More data are being created, consumed, and transported than ever before, and in all areas of society, including business, government, health care, and science. The hope and promise is that this influx of information—known as big data—will be transformative: armed with insightful information, businesses will make more money while providing improved customer service, governments will be more efficient, medical science will be better able to prevent and treat diseases, and science will make discoveries that otherwise would not be possible.
But to do all that, people have to be able to make sense of the data. Scientists and engineers are employing new computational techniques and algorithms to do just that, but sometimes, to gain significant insights from data, you have to see it—and as the data become increasingly complex and bountiful, traditional bar graphs and scatter plots just won’t do. And so, not only will scientists and engineers have to overcome the technical challenges of processing and analyzing such large amounts of complex data—often in real time, as the data are being collected—but they also will need new ways to visualize and interact with that information.
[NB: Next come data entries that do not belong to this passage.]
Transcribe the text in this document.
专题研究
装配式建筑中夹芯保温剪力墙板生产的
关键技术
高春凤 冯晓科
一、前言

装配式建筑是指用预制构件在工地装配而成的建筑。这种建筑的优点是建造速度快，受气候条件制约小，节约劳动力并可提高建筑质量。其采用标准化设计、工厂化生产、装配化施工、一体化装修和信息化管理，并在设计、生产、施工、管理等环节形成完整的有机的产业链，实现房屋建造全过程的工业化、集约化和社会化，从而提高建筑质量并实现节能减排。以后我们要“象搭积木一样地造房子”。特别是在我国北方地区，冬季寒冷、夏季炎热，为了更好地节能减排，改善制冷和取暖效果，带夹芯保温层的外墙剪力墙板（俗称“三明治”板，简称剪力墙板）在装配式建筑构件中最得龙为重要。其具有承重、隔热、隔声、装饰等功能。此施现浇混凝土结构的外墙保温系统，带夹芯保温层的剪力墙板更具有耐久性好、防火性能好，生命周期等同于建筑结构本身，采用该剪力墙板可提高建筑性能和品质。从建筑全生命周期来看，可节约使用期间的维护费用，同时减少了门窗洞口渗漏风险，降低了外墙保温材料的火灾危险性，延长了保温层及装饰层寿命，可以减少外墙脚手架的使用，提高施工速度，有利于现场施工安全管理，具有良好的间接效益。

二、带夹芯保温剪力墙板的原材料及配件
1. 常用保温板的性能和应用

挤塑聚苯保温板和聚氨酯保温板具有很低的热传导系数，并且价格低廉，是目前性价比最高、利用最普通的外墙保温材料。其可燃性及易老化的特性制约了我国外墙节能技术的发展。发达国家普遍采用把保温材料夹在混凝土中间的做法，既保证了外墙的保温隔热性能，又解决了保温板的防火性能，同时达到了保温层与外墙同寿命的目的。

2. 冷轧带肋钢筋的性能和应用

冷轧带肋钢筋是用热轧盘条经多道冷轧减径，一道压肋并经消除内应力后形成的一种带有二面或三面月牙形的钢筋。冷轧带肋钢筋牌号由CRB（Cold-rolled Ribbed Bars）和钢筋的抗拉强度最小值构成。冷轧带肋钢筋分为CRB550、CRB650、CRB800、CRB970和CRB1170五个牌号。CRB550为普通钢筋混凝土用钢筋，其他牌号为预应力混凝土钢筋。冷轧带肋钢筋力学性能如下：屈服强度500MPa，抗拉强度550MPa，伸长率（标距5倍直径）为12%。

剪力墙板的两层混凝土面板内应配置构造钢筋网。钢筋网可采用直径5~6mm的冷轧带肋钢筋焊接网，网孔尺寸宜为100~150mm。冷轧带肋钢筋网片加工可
In a recent symposium hosted at Caltech in collaboration with the Jet Propulsion Laboratory (JPL) and Art Center College of Design in Pasadena, computer scientists, artists, and designers gathered to discuss what they called the “emerging science of big-data visualization.” The speakers laid out their vision for the potential of data visualization and demonstrated its utility, power, and beauty with myriad examples.
Data visualization represents a natural intersection of art and science, says Hillary Mushkin, a visiting professor of art and design in mechanical and civil engineering at Caltech and one of the co-organizers of the symposium. Artists and scientists alike pursue endeavors that involve questions, research, and creativity, she explains. “Visualization is another entry point to the same practice—another kind of inquiry that we are already engaged in.”
Traditionally, data visualization tends to be reductionist, said self-described data artist Jer Thorp in his talk at the symposium. Charts and graphs are usually used to distill complex data into a simpler message or idea. But the promise of big data is that it contains hidden insight and knowledge. To gain that deeper understanding, he explained, we must embrace the inherent complexity of data. Data visualization, therefore, should be revelatory instead of just reductionist—not simply a way to convey information or find answers, Thorp said, but to generate and cultivate questions. Or, as he put it, the goal is question farming rather than answer farming.
For example, Thorp used Twitter to generate a model of worldwide travel—a model that, he said, was inspired by the desire to actually create a model that describes how viruses are spread. He searched for tweets that included the phrase, “just landed in” and recorded the tweeted destinations. Combining that information with the original locations of the travelers, as listed in their Twitter profiles, Thorp created an animated graphic depicting air travel. Since one way that diseases are spread globally is through air travel, the graphic—while rudimentary, he admitted—could be a starting point for epidemiological models of disease outbreaks.
Data visualization also may be interactive, allowing users to manipulate the data and peel back multiple layers of information. Thorp created such a graphic to represent the first four months of data from NASA’s Kepler mission—the space telescope that has discovered thousands of possible planets. A user not only can visualize all the planet candidates from the data set but also can reorganize the planets in terms of size, temperature, or other variables.
Artist Gola Levin demonstrated how art and data can be used to provoke thoughts and ideas. One example is a project called The Secret Life of Numbers, in which he counted the number of pages that Google returned when searching for each integer from 0 to 1,000,000. He used that data to create an interactive graphic that shows interesting trends—the popularity of certain numbers like 911, 1234, or 90210, for example.
Anja-Silvia Goeing, a lecturer in history at Caltech, described the history of data visualization, highlighting centuries-old depictions of data, including maps of diseases in London; drawings and etchings of architecture, mechanical devices, and human anatomy; letter collections and address books as manifestations of social networks; and physical models of crystals and gemstones.
Data visualization, Goeing noted, has been around for many generations. What’s new now is the need to visualize lots of complex data, and that, the symposium speakers argued, means we need to change how we think about data visualization. The idea that it is simply a technique or a tool is limiting, said designer Eric Rodenbeck during his presentation. Instead, we must think of visualization as a medium through which data can be explored, understood, and communicated.